Он немощно подлетел вверх метров на сорок и так же немощно снова стал падать вниз, молясь небу и звёздам, чтобы та сила, которая не дала ему продолжать падать в бездну, спасла его и в этот раз. И теперь лямки на его пояснице напряглись и продолжали всё крепче впиваться в его пояс и пах, а затем неведомая сила снова Яана вытолкнула вверх, но уже метров на двадцать всего. Потом на десять, на четвёртый раз Яан лишь едва колыхнулся и так и повис один, качаемый на ветру среди белого холодного небесного тумана. Закрыл ладонями своё лицо и громко разрыдался. Так громко и навзрыд, как не признается ни один в мире мужчина, что способен так горько плакать.
Спустя минут десять или двадцать среди белых облаков в месте, лишённом всех звуков мира, кроме редкого завывания ветра, время текло совсем иначе, чем на берегу, Яан прекратил лить свои слёзы и полностью расслабился. Теперь даже в каком-то смысле он стал получать некое удовольствие от своего полёта. Как собака, которая вытаскивает голову в окно машины на скорости. Мирно висел себе на страховочном поясе, свисая, словно паучок на паутине, и оглядывался по сторонам.
Когда Яану это чувство свободы и полёта надоело, а спина от неудобного положения начала затекать, он решил, что надо лезть обратно на корабль.
Лезть по резиновому тросу пяти сантиметров в диаметре со скрученными узлами через каждые полметра оказалось легче пареной репы, и Яан с неожиданностью для себя стал быстро сокращать дистанцию между своим первоначальным положением и конечным.
Вот только его первичный запал быстро потух, руки стали забиваться и тяжелеть, а сколько ещё ползти вверх из-за белого, как молоко тумана, он не знал. Однако трос когда-то должен был кончиться, и это помогало ему ползти и ползти вверх, несмотря на усталость и боль пальцев рук.
Наконец сверху появилось сперва серое пятно, а затем, по мере того как он взбирался вверх, это пятно всё темнело и темнело, пока он не коснулся коричневого деревянного корпуса судна и не оставил на нём свой потный след.
В днище корпуса судна «Небесная Рози» располагалась дыра длиной в два метра и шириной в сорок сантиметров по всей её длине. Вот туда с большим трудом, уже совершенно замёрзший и обессилевший, влез небоход третьего ранга Яан за то, что по возвращению из города напал на другого, не менее ответственного небохода, несущего вахту. Внутри эта дыра в корпусе была небольшая.

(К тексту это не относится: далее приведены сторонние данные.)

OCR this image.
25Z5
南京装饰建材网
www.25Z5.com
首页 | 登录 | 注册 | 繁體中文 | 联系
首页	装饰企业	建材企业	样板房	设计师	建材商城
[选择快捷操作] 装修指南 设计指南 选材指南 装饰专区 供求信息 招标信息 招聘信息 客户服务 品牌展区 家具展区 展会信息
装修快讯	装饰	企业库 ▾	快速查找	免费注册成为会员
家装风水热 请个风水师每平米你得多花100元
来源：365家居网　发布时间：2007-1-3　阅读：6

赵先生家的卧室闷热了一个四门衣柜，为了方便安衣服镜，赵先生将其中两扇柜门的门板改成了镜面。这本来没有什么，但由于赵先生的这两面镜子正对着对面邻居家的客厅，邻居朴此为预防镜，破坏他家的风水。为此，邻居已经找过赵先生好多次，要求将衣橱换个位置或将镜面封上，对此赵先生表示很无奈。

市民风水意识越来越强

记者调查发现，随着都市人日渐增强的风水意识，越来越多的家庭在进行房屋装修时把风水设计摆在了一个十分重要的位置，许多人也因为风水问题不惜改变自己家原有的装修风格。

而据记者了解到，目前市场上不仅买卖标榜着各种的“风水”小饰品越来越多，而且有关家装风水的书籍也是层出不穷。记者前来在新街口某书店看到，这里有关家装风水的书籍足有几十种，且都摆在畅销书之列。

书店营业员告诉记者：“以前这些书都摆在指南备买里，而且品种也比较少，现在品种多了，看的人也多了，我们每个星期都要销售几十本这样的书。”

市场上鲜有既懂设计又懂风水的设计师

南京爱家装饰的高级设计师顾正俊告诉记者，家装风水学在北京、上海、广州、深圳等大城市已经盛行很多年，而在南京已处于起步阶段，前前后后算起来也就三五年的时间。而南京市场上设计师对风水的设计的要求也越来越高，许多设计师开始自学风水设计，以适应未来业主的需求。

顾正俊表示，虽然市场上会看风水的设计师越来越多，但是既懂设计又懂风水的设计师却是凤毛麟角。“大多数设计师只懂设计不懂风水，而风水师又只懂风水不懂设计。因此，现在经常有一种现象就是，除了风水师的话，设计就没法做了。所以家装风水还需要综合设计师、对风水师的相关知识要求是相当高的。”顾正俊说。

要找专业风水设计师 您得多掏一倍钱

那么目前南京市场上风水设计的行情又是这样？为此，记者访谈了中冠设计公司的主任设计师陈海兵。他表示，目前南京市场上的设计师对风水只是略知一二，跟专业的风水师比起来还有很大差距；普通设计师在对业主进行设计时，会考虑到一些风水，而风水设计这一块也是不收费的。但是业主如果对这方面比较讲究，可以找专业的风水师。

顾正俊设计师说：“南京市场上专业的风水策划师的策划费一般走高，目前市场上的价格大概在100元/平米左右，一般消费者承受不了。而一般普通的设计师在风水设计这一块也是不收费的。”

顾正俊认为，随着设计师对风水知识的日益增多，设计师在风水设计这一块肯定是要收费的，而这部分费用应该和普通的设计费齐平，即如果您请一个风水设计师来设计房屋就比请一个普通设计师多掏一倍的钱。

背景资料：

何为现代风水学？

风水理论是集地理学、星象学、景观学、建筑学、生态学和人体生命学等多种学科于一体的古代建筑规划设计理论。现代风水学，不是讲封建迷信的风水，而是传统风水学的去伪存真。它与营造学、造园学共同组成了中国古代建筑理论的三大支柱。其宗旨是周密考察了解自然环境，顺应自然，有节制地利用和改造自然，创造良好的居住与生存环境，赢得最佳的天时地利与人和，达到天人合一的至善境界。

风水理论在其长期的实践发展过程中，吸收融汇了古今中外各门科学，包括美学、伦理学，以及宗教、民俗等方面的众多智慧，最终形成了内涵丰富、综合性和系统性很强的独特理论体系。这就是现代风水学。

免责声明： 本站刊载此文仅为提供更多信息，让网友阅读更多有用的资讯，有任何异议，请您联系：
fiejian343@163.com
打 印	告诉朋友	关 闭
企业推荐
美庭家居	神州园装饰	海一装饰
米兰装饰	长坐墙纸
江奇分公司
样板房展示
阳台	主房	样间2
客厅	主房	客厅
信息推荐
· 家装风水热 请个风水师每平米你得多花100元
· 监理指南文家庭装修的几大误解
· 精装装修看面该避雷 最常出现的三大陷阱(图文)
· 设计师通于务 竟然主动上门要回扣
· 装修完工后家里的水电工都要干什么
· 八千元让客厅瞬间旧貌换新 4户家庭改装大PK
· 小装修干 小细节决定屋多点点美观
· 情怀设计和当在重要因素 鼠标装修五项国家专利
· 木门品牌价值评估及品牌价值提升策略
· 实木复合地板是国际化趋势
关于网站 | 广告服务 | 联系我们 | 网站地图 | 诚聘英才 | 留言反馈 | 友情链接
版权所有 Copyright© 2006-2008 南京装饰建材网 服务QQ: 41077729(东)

Её высота была около полуметра, а от небесного люка по обе стороны были безопасные зоны ещё по тридцать сантиметров. Так что, как бы ты в ней ни лежал, часть тебя самого всегда будет свисать над бездной, и для того чтобы хоть как-то там удержаться внутри, приходилось с одной стороны выбрасывать руку и ногу на другую тридцатисантиметровую зону комфорта. Сесть было невозможно, и когда одна сторона затекала, приходилось перескакивать с одной стороны на другую и всё время держаться как лягушке, всеми конечностями в разные стороны. Так что пока ты бодрствуешь, тебе ничего не угрожает, но как только твои глаза закроются и страх перед бездной больше не пересилит сон, ты обязательно свалишься в небесный люк, и тогда молись всем богам, чтобы команда прицепила к твоей тощей заднице спасательный торс.
Удивительно, какими комфортными условиями может показаться эта дыра в днище судна, после того как какое-то время поболтаешься как маятник над бездной. Яан даже закрыл глаза от удовольствия, как только боком прижался к правой стенке его карцера. Конечно, удовольствие было лишь отчасти, а по большей части это была просто радость тому, что он всё же сумел добраться до верха, и тому, что команда, несмотря на его проступок, его застраховала.
Вчерашний день помнился ему с большим трудом и с пробелами в памяти. Конечно, он помнил свою Рози и то, как бежал на судно, но вот за что он оказался в небесной яме, он не помнил. Помнил только то, что на него напал какой-то новенький сопляк у трапа. Или он на него…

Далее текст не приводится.